With continued education, the volunteers that help USA Hockey flourish are equipped with tools that allow them to provide the best experience possible for every player, parent, coach and official that the organization serves. 

“With Kurt coming, he gave techniques and strategies for our volunteers to be able to show that we do support the LGBTQ+ community,” Jackson said. “Kurt gave our audience those different techniques and strategies that they can use so that they can feel confident in showing that support for that community.”

Zealous faces dotted the crowd, listening as Weaver talked about the importance of coaches helping contribute to an inclusive environment for their athletes. 

“If a coach wants to, they could have a team speaking an entirely different language by the end of the season, and the players would do it because they follow coaches off a cliff. That's the reality of it,” Weaver said. “People exampling the right words, right behavior and everything else, that's all it takes.”

Weaver encouraged everyone in attendance to take what they learned during the Town Hall back to their communities with the ultimate goal of instilling authentic and palpable change for the better. 

Jackson echoes Weaver’s message, seeing firsthand the impact of expanding education on diverse communities.

“At USA Hockey, over the years, we've really started to look at how we can connect with hockey on many different levels and many different ways,” Jackson said. “There’s no longer just one way to identify with hockey. There's lots of ways to identify with hockey, and with us knowing more about the LGBTQ+ space, we can definitely create more opportunities around hockey that meet the needs of that community.”
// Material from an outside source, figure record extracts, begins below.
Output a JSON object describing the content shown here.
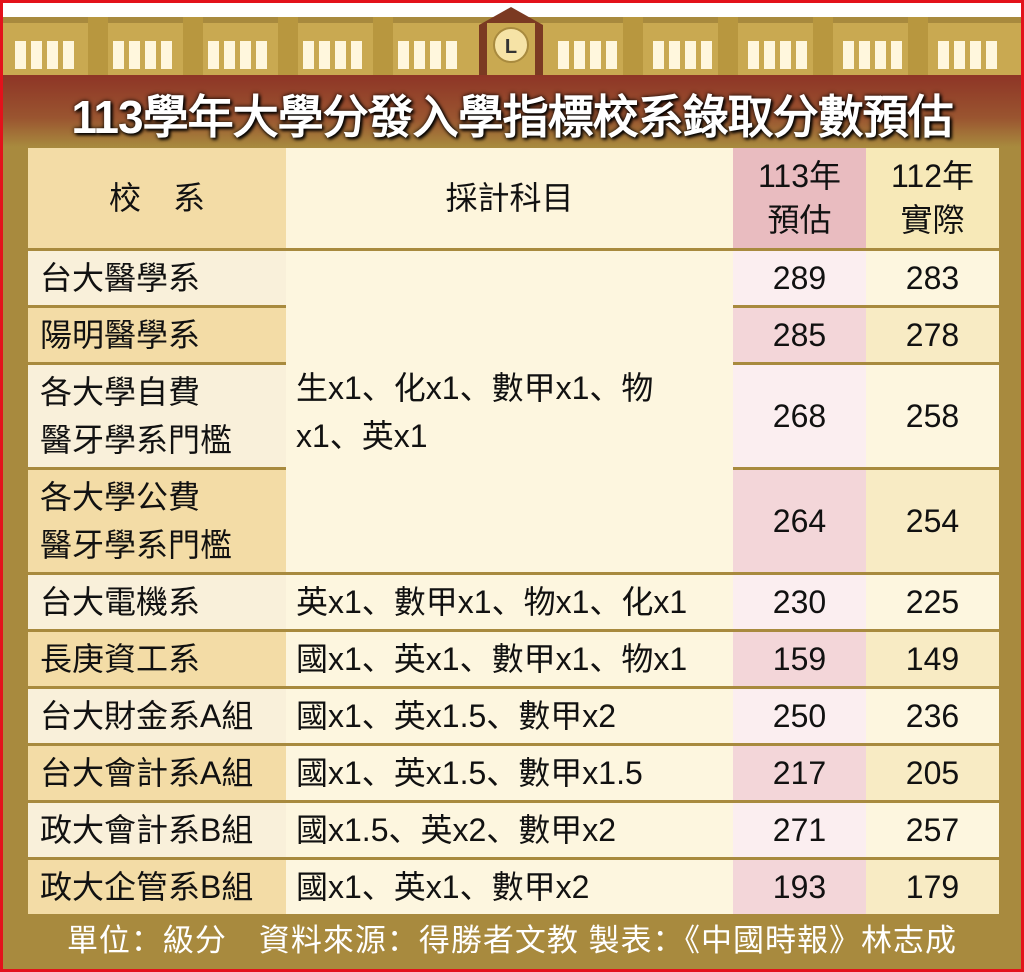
{
  "title": "113學年大學分發入學指標校系錄取分數預估",
  "header": {
    "dept": "校　系",
    "subjects": "採計科目",
    "est": "113年預估",
    "est_l1": "113年",
    "est_l2": "預估",
    "actual_l1": "112年",
    "actual_l2": "實際"
  },
  "rows": [
    {
      "dept": "台大醫學系",
      "subjects": "生x1、化x1、數甲x1、物x1、英x1",
      "est": "289",
      "actual": "283"
    },
    {
      "dept": "陽明醫學系",
      "subjects": "",
      "est": "285",
      "actual": "278"
    },
    {
      "dept": "各大學自費醫牙學系門檻",
      "dept_l1": "各大學自費",
      "dept_l2": "醫牙學系門檻",
      "subjects": "",
      "est": "268",
      "actual": "258"
    },
    {
      "dept": "各大學公費醫牙學系門檻",
      "dept_l1": "各大學公費",
      "dept_l2": "醫牙學系門檻",
      "subjects": "",
      "est": "264",
      "actual": "254"
    },
    {
      "dept": "台大電機系",
      "subjects": "英x1、數甲x1、物x1、化x1",
      "est": "230",
      "actual": "225"
    },
    {
      "dept": "長庚資工系",
      "subjects": "國x1、英x1、數甲x1、物x1",
      "est": "159",
      "actual": "149"
    },
    {
      "dept": "台大財金系A組",
      "subjects": "國x1、英x1.5、數甲x2",
      "est": "250",
      "actual": "236"
    },
    {
      "dept": "台大會計系A組",
      "subjects": "國x1、英x1.5、數甲x1.5",
      "est": "217",
      "actual": "205"
    },
    {
      "dept": "政大會計系B組",
      "subjects": "國x1.5、英x2、數甲x2",
      "est": "271",
      "actual": "257"
    },
    {
      "dept": "政大企管系B組",
      "subjects": "國x1、英x1、數甲x2",
      "est": "193",
      "actual": "179"
    }
  ],
  "footer": "單位：級分　資料來源：得勝者文教  製表：《中國時報》林志成",
  "clock_label": "L",
  "colors": {
    "border": "#e3121b",
    "frame": "#a88a3e",
    "title_band": "#8e3526",
    "est_column": "#e9bcc0"
  }
}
Seeing USA Hockey’s top leaders in the audience was vital and incredibly important, Jackson said. Change begins with the top down, and when our leaders and change makers have a seat at the table to learn, that’s when we can begin to see tangible change. 

“The more we learn, the more we can build and create those hockey experiences that meet some of the change throughout our communities,” Jackson said. “That’s how we are preparing ourselves, by continuing to educate ourselves. We're starting with learning more about the community and embracing the community based on what we're learning. The hope is that moving forward, there will be more opportunity for that demographic to play hockey.”

“We need to continue to embrace learning and understanding our differences,” said Pat Kelleher, executive director of USA Hockey. “The good news is that our volunteers and staff embrace learning and are invested in helping continue to move our sport forward, which includes efforts to be more inclusive.”